Breakage probability of marble spheres under normal, repeated impacts

Abstract

Rock fragmentation is frequently observed during rockfall events. Several selection functions have been proposed via impact tests to describe particle breakage probability. The rock particle breakage probability under repeated impacts is related to the particle size, impact velocity and number of impacts. Quantifying the effects of these variables on the breakage probability of rock particles provides further understanding of how rock particles behave during the impact process, thereby aiding in the design of more reasonable protective measures. In this paper, the results of a comprehensive programme of experiments are presented, in which marble spheres with different diameters were repeatedly impacted against a steel plate under different velocities. Both the diameters of marble spheres and impact velocities were strictly controlled to study the effects of the particle size and impact velocity on the breakage probability. The highest numbers of impacts per marble sphere during the pre-experiments and formal experiments were 200 and 100, respectively, which guarantees a sufficient number of impacts to investigate the influence of the number of impacts on the breakage probability. The results showed that the breakage probability of the marble spheres increased with increasing particle size, impact velocity and number of impacts.
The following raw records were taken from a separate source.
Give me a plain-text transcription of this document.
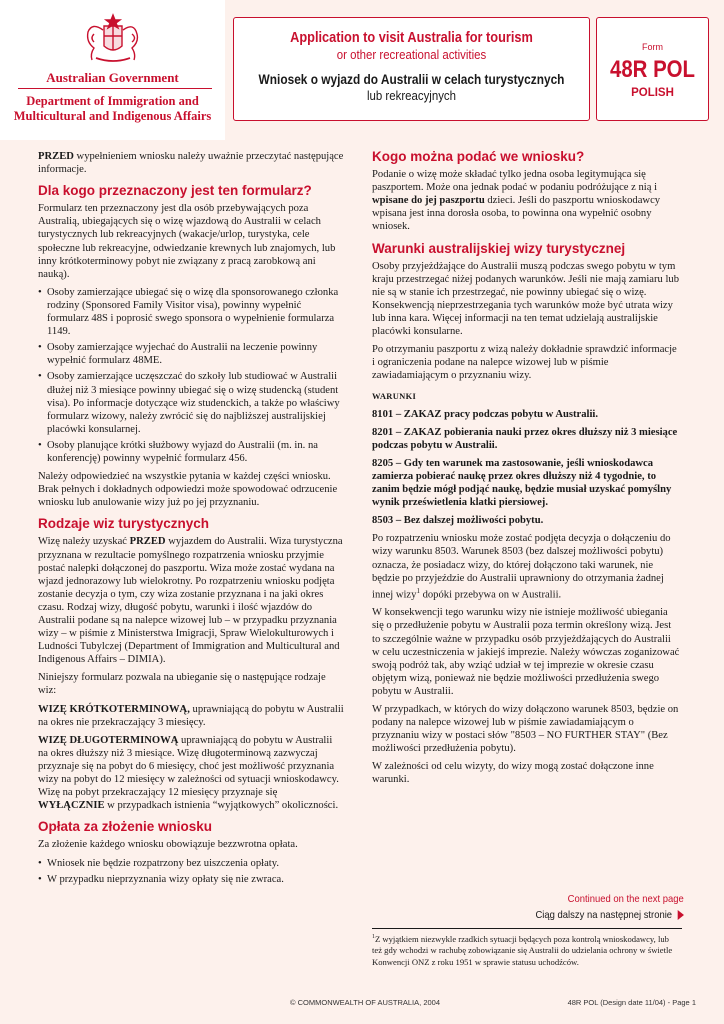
Australian Government
Department of Immigration and
Multicultural and Indigenous Affairs
Application to visit Australia for tourism
or other recreational activities
Wniosek o wyjazd do Australii w celach turystycznych
lub rekreacyjnych
Form
48R POL
POLISH

PRZED wypełnieniem wniosku należy uważnie przeczytać następujące informacje.

Dla kogo przeznaczony jest ten formularz?

Formularz ten przeznaczony jest dla osób przebywających poza Australią, ubiegających się o wizę wjazdową do Australii w celach turystycznych lub rekreacyjnych (wakacje/urlop, turystyka, cele społeczne lub rekreacyjne, odwiedzanie krewnych lub znajomych, lub inny krótkoterminowy pobyt nie związany z pracą zarobkową ani nauką).

• Osoby zamierzające ubiegać się o wizę dla sponsorowanego członka rodziny (Sponsored Family Visitor visa), powinny wypełnić formularz 48S i poprosić swego sponsora o wypełnienie formularza 1149.
• Osoby zamierzające wyjechać do Australii na leczenie powinny wypełnić formularz 48ME.
• Osoby zamierzające uczęszczać do szkoły lub studiować w Australii dłużej niż 3 miesiące powinny ubiegać się o wizę studencką (student visa). Po informacje dotyczące wiz studenckich, a także po właściwy formularz wizowy, należy zwrócić się do najbliższej australijskiej placówki konsularnej.
• Osoby planujące krótki służbowy wyjazd do Australii (m. in. na konferencję) powinny wypełnić formularz 456.

Należy odpowiedzieć na wszystkie pytania w każdej części wniosku. Brak pełnych i dokładnych odpowiedzi może spowodować odrzucenie wniosku lub anulowanie wizy już po jej przyznaniu.

Rodzaje wiz turystycznych

Wizę należy uzyskać PRZED wyjazdem do Australii. Wiza turystyczna przyznana w rezultacie pomyślnego rozpatrzenia wniosku przyjmie postać nalepki dołączonej do paszportu. Wiza może zostać wydana na wjazd jednorazowy lub wielokrotny. Po rozpatrzeniu wniosku podjęta zostanie decyzja o tym, czy wiza zostanie przyznana i na jaki okres czasu. Rodzaj wizy, długość pobytu, warunki i ilość wjazdów do Australii podane są na nalepce wizowej lub – w przypadku przyznania wizy – w piśmie z Ministerstwa Imigracji, Spraw Wielokulturowych i Ludności Tubylczej (Department of Immigration and Multicultural and Indigenous Affairs – DIMIA).

Niniejszy formularz pozwala na ubieganie się o następujące rodzaje wiz:

WIZĘ KRÓTKOTERMINOWĄ, uprawniającą do pobytu w Australii na okres nie przekraczający 3 miesięcy.

WIZĘ DŁUGOTERMINOWĄ uprawniającą do pobytu w Australii na okres dłuższy niż 3 miesiące. Wizę długoterminową zazwyczaj przyznaje się na pobyt do 6 miesięcy, choć jest możliwość przyznania wizy na pobyt do 12 miesięcy w zależności od sytuacji wnioskodawcy. Wizę na pobyt przekraczający 12 miesięcy przyznaje się WYŁĄCZNIE w przypadkach istnienia “wyjątkowych” okoliczności.

Opłata za złożenie wniosku

Za złożenie każdego wniosku obowiązuje bezzwrotna opłata.

• Wniosek nie będzie rozpatrzony bez uiszczenia opłaty.
• W przypadku nieprzyznania wizy opłaty się nie zwraca.
Kogo można podać we wniosku?

Podanie o wizę może składać tylko jedna osoba legitymująca się paszportem. Może ona jednak podać w podaniu podróżujące z nią i wpisane do jej paszportu dzieci. Jeśli do paszportu wnioskodawcy wpisana jest inna dorosła osoba, to powinna ona wypełnić osobny wniosek.

Warunki australijskiej wizy turystycznej

Osoby przyjeżdżające do Australii muszą podczas swego pobytu w tym kraju przestrzegać niżej podanych warunków. Jeśli nie mają zamiaru lub nie są w stanie ich przestrzegać, nie powinny ubiegać się o wizę. Konsekwencją nieprzestrzegania tych warunków może być utrata wizy lub inna kara. Więcej informacji na ten temat udzielają australijskie placówki konsularne.

Po otrzymaniu paszportu z wizą należy dokładnie sprawdzić informacje i ograniczenia podane na nalepce wizowej lub w piśmie zawiadamiającym o przyznaniu wizy.

WARUNKI

8101 – ZAKAZ pracy podczas pobytu w Australii.

8201 – ZAKAZ pobierania nauki przez okres dłuższy niż 3 miesiące podczas pobytu w Australii.

8205 – Gdy ten warunek ma zastosowanie, jeśli wnioskodawca zamierza pobierać naukę przez okres dłuższy niż 4 tygodnie, to zanim będzie mógł podjąć naukę, będzie musiał uzyskać pomyślny wynik prześwietlenia klatki piersiowej.

8503 – Bez dalszej możliwości pobytu.

Po rozpatrzeniu wniosku może zostać podjęta decyzja o dołączeniu do wizy warunku 8503. Warunek 8503 (bez dalszej możliwości pobytu) oznacza, że posiadacz wizy, do której dołączono taki warunek, nie będzie po przyjeździe do Australii uprawniony do otrzymania żadnej innej wizy$^1$ dopóki przebywa on w Australii.

W konsekwencji tego warunku wizy nie istnieje możliwość ubiegania się o przedłużenie pobytu w Australii poza termin określony wizą. Jest to szczególnie ważne w przypadku osób przyjeżdżających do Australii w celu uczestniczenia w jakiejś imprezie. Należy wówczas zoganizować swoją podróż tak, aby wziąć udział w tej imprezie w okresie czasu objętym wizą, ponieważ nie będzie możliwości przedłużenia swego pobytu w Australii.

W przypadkach, w których do wizy dołączono warunek 8503, będzie on podany na nalepce wizowej lub w piśmie zawiadamiającym o przyznaniu wizy w postaci słów "8503 – NO FURTHER STAY" (Bez możliwości przedłużenia pobytu).

W zależności od celu wizyty, do wizy mogą zostać dołączone inne warunki.

Continued on the next page
Ciąg dalszy na następnej stronie
$^1$Z wyjątkiem niezwykle rzadkich sytuacji będących poza kontrolą wnioskodawcy, lub też gdy wchodzi w rachubę zobowiązanie się Australii do udzielania ochrony w świetle Konwencji ONZ z roku 1951 w sprawie statusu uchodźców.
© COMMONWEALTH OF AUSTRALIA, 2004	48R POL (Design date 11/04) - Page 1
Furthermore, a new selection function was proposed to quantitatively describe the breakage probability of rock particles, which enables us to simultaneously consider the effects of the particle size, impact velocity and number of impacts on the breakage probability. Although many factors are considered, the new selection function has only one fitting parameter, and the form is simple. In addition, the calculated results of the new selection function can match the marble sphere experimental results well.